HOUSTON – The legal battle over the remains of former slaves forced into convict labor camps that were discovered last February on a Fort Bend Independent School District construction site headed back to court Tuesday morning.
FBISD filed a motion asking a judge to overturn his November order appointing Richmond attorney Michael Elliott as a special independent investigator to the oversee the case.
The district claims his role is not necessary.
FBISD wants the judge to allow the district to rebury the remains elsewhere so construction can continue on the new technical center at Chatham Avenue and University Boulevard in Sugar Land. The district is constructing the James Reese Career and Technical Center, a $58 million state-of-the-art career and technology center that was approved by voters as part of a 2014 bond program.
"The center is scheduled to open in the fall of 2019. It will offer advanced courses providing career opportunities in agriculture and natural resources, architecture and construction, arts and audio video communications, culinary arts, cosmetology, education and training, information technology, law and public safety, manufacturing, transportation and logistics. Students will have access to dual credit courses and multiple opportunities to earn industry certifications while completing coursework at the center," the district said.
Associate Judge John Hawkins ordered the remains to be exhumed this past June. A team of archaeologists hired by the district exhumed the remains of 95 individuals over a four-month period. The remains are currently being kept in storage boxes awaiting reburial.
Texas law requires that the remains be reburied in a county, municipal or perpetual care cemetery.
"In October, the district and the city of Sugar Land agreed to a final resting place for the remains at the Old Imperial Prison Farm Cemetery, an existing city-owned and maintained cemetery that has a shared history with the land where the remains were discovered. Both the Texas Historical and Fort Bend County Historical commissions participated in the planning discussion and supported the District’s plan," the district said.
"I'm going to try to see that justice gets done in this case, whatever that may be," Elliott said after the hearing.

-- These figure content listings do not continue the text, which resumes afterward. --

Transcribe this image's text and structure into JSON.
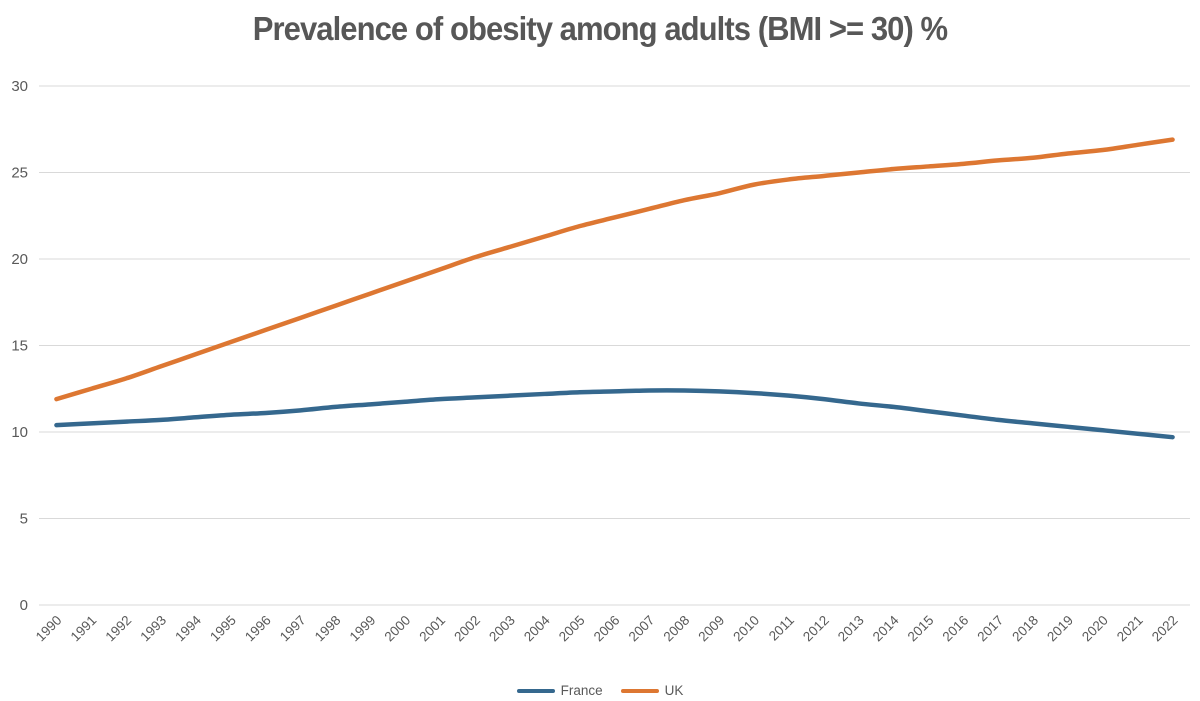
{
  "chart_data": {
    "type": "line",
    "title": "Prevalence of obesity among adults (BMI >= 30) %",
    "xlabel": "",
    "ylabel": "",
    "x": [
      1990,
      1991,
      1992,
      1993,
      1994,
      1995,
      1996,
      1997,
      1998,
      1999,
      2000,
      2001,
      2002,
      2003,
      2004,
      2005,
      2006,
      2007,
      2008,
      2009,
      2010,
      2011,
      2012,
      2013,
      2014,
      2015,
      2016,
      2017,
      2018,
      2019,
      2020,
      2021,
      2022
    ],
    "series": [
      {
        "name": "France",
        "color": "#35688E",
        "values": [
          10.4,
          10.5,
          10.6,
          10.7,
          10.85,
          11.0,
          11.1,
          11.25,
          11.45,
          11.6,
          11.75,
          11.9,
          12.0,
          12.1,
          12.2,
          12.3,
          12.35,
          12.4,
          12.4,
          12.35,
          12.25,
          12.1,
          11.9,
          11.65,
          11.45,
          11.2,
          10.95,
          10.7,
          10.5,
          10.3,
          10.1,
          9.9,
          9.7
        ]
      },
      {
        "name": "UK",
        "color": "#DD7732",
        "values": [
          11.9,
          12.5,
          13.1,
          13.8,
          14.5,
          15.2,
          15.9,
          16.6,
          17.3,
          18.0,
          18.7,
          19.4,
          20.1,
          20.7,
          21.3,
          21.9,
          22.4,
          22.9,
          23.4,
          23.8,
          24.3,
          24.6,
          24.8,
          25.0,
          25.2,
          25.35,
          25.5,
          25.7,
          25.85,
          26.1,
          26.3,
          26.6,
          26.9
        ]
      }
    ],
    "ylim": [
      0,
      30
    ],
    "yticks": [
      0,
      5,
      10,
      15,
      20,
      25,
      30
    ],
    "grid": true,
    "legend_position": "bottom",
    "colors": {
      "text": "#595959",
      "gridline": "#D9D9D9",
      "title": "#575757",
      "background": "#FFFFFF"
    }
  }
}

Community activists who attended today's hearing said they believe FBISD is trying to silence its critics.
"They want to maintain that master-slave relationship from 150 years ago and deny what the judge has ordered, allowing people to have a say, so who have an interest in this case," said Kofi Taharka, of the National Black United Front.
The judge is expected to rule on the motion in the next few days.
"If the court does not allow the bodies to be reburied at the city-owned cemetery, the center would have to be redesigned to a different area of the property. The cost to construct the redesigned center would add an additional estimated $18 million in costs to the $58 million bond project, which could push the project an estimated $25 million over budget," the district said.
Fort Bend ISD released the following response to Tuesday's hearing:
"Our District has a responsibility to our students, taxpayers, and the citizens who voted in support of this project to avoid the continuing delay and economic harm being caused to the taxpayers,” said FBISD Board President Jason Burdine. “The District and the City of Sugar Land reached an agreement to bury the remains in a city-owned cemetery in October.
"The only hold up now is that we need approval from the court. Further delay will leave the remains without a final resting place and will add millions of dollars of unbudgeted costs to the project. The District’s mission is to educate students. It is legally prohibited from operating a cemetery and we need the court to approve the plan to rebury the remains at the city cemetery without further delay.”